Die Berufung der Klägerin gegen das Urteil des Sozialgerichts Dessau-Roßlau vom 8. September 2022 wird zurückgewiesen.
Kosten sind auch für das Berufungsverfahren nicht zu erstatten.
Die Revision wird nicht zugelassen.
Gründe:
I.
Der Rechtsstreit betrifft die Frage, ob die Klägerin einen Anspruch auf Rente wegen verminderter Erwerbsfähigkeit nach dem Sechsten Buch Sozialgesetzbuch (Gesetzliche Rentenversicherung - SGB VI) hat.
Die am ... 1964 geborene Klägerin gab nach ihren Angaben den erlernten Beruf des Agrotechnikers wegen der Pflege ihres Kindes auf. Ihr Versicherungsverlauf weist seit Einführung der sozialen Pflegeversicherung Beitragszeiten für eine Pflegetätigkeit aus. Mit Schreiben vom 1. Juni 2021 verwies die Klägerin gegenüber der Beklagten auf ihre Überlastung auf Grund der Pflege ihres Ehemannes mit dem anerkannten Pflegegrad 4.
Die Klägerin war als Verkaufshilfe, Tierpflegerin und Verkäuferin, zuletzt bis Juli 2019 für Backwaren, versicherungspflichtig beschäftigt.

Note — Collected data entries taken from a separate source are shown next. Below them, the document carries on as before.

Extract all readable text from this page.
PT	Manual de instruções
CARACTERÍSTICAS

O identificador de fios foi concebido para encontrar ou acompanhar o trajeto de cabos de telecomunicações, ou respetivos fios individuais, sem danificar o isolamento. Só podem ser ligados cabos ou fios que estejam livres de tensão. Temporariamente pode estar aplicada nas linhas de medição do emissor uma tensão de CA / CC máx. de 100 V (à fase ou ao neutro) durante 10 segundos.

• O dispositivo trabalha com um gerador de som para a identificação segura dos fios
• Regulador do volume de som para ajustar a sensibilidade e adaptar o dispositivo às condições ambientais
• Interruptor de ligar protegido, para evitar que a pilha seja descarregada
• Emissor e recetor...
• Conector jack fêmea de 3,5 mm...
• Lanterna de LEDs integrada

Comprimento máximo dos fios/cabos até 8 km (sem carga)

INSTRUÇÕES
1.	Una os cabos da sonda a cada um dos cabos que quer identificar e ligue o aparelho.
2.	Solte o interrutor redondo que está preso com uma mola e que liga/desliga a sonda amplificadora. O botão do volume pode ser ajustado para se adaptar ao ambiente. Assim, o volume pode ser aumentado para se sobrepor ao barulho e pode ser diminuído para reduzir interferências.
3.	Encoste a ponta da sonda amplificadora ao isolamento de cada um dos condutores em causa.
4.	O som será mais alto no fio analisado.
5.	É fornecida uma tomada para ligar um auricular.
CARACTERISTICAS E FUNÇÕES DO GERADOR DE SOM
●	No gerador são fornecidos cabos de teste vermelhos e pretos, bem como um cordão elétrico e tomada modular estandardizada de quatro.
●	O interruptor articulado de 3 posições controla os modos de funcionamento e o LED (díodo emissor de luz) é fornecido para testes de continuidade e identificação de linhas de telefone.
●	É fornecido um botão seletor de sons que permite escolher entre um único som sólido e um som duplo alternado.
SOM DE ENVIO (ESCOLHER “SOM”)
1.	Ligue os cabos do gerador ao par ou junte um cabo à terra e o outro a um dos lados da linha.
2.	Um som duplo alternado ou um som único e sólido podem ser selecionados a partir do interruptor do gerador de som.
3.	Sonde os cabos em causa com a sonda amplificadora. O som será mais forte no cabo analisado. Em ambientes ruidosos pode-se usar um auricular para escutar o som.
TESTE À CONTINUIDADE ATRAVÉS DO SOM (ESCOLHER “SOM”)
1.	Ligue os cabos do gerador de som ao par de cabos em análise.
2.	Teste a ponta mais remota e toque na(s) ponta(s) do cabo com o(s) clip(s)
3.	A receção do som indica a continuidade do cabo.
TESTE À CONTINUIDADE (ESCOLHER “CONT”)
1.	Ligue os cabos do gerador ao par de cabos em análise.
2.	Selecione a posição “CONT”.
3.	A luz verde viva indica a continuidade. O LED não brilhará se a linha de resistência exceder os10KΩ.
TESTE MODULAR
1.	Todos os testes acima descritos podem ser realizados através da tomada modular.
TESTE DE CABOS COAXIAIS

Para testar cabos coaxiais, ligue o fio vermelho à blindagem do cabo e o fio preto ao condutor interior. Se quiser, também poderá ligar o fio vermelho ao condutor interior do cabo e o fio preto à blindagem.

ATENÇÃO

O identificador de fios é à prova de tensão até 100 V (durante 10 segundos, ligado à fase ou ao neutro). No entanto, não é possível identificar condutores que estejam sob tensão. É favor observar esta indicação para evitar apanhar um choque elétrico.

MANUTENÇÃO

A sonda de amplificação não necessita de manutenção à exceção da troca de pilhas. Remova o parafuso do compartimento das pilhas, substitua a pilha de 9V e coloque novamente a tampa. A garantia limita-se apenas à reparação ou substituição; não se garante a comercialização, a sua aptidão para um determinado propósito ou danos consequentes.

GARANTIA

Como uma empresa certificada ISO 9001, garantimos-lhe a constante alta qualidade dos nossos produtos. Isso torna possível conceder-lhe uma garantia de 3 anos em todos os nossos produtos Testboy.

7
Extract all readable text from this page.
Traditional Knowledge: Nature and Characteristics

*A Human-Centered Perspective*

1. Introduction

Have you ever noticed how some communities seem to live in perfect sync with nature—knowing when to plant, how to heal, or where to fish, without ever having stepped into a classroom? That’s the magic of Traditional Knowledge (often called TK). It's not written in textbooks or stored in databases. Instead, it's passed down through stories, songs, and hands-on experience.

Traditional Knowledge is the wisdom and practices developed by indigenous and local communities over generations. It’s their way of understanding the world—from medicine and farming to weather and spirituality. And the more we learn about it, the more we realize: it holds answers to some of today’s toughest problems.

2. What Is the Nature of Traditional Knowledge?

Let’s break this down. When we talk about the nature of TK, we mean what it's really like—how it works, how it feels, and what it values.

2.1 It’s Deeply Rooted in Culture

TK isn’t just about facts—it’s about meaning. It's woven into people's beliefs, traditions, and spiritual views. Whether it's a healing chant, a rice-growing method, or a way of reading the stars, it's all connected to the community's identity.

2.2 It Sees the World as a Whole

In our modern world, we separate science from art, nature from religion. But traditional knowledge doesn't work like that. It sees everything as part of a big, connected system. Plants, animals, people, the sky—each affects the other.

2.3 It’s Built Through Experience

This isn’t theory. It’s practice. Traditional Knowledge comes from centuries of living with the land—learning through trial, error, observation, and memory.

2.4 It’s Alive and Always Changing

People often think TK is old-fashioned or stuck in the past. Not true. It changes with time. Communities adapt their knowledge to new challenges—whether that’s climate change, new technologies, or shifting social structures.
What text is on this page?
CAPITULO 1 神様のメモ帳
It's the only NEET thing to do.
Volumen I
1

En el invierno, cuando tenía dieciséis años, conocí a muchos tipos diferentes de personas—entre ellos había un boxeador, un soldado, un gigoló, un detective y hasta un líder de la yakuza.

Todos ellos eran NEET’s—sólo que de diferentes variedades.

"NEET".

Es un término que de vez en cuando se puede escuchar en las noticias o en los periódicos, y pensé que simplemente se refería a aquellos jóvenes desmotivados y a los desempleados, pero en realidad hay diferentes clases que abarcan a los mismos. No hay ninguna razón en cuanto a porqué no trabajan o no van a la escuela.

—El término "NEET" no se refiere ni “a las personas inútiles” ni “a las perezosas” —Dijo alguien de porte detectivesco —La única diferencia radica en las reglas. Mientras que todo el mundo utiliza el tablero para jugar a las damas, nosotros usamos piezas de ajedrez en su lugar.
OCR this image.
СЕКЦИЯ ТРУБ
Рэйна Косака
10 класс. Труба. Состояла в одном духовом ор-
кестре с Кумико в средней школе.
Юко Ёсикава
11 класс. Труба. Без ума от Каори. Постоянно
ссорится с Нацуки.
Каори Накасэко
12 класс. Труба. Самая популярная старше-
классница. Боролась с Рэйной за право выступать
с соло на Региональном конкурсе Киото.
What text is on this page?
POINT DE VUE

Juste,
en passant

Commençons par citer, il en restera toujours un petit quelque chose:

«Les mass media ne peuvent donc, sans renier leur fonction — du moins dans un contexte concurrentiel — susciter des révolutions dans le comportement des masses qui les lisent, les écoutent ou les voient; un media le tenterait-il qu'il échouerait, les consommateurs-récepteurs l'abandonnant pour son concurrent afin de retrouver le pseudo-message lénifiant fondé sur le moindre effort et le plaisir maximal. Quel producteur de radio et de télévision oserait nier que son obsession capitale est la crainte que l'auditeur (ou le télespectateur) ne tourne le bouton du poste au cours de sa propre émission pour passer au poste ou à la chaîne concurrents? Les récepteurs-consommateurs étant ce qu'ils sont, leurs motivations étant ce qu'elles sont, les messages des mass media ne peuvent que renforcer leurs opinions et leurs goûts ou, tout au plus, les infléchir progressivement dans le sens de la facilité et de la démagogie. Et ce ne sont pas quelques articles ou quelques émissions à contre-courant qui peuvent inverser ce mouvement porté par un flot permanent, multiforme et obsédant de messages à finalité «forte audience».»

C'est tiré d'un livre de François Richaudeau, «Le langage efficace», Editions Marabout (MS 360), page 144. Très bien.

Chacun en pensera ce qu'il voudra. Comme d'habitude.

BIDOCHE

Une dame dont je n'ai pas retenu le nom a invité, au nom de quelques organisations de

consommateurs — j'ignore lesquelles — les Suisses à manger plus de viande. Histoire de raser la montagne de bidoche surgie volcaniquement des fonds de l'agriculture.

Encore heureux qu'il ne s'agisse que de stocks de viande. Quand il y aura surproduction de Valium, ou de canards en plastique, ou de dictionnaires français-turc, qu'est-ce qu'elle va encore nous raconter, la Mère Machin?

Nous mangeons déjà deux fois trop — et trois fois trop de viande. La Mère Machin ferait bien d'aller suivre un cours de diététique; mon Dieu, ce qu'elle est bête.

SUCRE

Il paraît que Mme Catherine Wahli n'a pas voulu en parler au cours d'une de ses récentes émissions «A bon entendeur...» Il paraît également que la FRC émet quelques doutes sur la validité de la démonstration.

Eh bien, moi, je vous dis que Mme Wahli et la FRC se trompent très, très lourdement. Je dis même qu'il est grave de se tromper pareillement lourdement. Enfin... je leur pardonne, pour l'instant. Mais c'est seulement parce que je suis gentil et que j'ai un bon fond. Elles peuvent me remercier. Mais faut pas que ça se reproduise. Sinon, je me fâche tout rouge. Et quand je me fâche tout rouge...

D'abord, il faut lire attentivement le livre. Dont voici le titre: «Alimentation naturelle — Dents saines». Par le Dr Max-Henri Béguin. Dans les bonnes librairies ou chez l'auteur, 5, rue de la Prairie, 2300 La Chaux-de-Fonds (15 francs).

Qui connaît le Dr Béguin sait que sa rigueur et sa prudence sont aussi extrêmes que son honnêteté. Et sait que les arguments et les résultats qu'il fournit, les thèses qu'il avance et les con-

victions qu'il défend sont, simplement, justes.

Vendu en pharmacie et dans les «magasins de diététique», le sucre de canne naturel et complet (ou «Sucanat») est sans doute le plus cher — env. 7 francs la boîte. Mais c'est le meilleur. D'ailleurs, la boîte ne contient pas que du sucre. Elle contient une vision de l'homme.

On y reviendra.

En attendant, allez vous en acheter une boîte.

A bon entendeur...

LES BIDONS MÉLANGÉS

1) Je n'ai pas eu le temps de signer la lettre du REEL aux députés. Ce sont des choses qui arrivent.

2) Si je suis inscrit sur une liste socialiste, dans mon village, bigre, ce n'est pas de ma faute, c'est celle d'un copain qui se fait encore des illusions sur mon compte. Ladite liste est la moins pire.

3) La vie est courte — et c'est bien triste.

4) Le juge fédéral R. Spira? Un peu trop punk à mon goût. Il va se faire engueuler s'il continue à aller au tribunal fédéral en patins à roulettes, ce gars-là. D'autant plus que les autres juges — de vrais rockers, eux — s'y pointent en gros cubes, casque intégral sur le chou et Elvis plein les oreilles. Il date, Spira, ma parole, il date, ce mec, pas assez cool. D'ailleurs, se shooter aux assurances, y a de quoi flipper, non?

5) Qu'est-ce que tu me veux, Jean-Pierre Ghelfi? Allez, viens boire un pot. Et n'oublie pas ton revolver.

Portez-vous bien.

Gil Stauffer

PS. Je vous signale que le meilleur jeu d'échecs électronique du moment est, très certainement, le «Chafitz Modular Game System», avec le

Nach ihrem Antrag bei der Beklagten auf Bewilligung einer Rente wegen Erwerbsminderung vom 14. August 2019 teilte die Klägerin dort am 18. März 2020 mit, ein Praktikum mit der Perspektive einer Festanstellung zu absolvieren, und legte im Folgenden den Arbeitsvertrag vom 10. Dezember 2019 über eine Tätigkeit als Aushilfe in der Produktion von Bruteiern (Absammeln vom Band und Verpackung) ab dem 1. Januar 2020 vor. Der Arbeitsvertrag wurde mit Wirkung ab dem 15. April 2020 von einer vereinbarten Arbeitszeit von 17 Stunden auf 60 bis 80 Stunden pro Monat geändert und zum August 2020 beendet. Vom 1. Juni bis zum 31. August 2021 war die Klägerin in der Hauswirtschaft einer Kinderbetreuungseinrichtung elf Stunden wöchentlich tätig.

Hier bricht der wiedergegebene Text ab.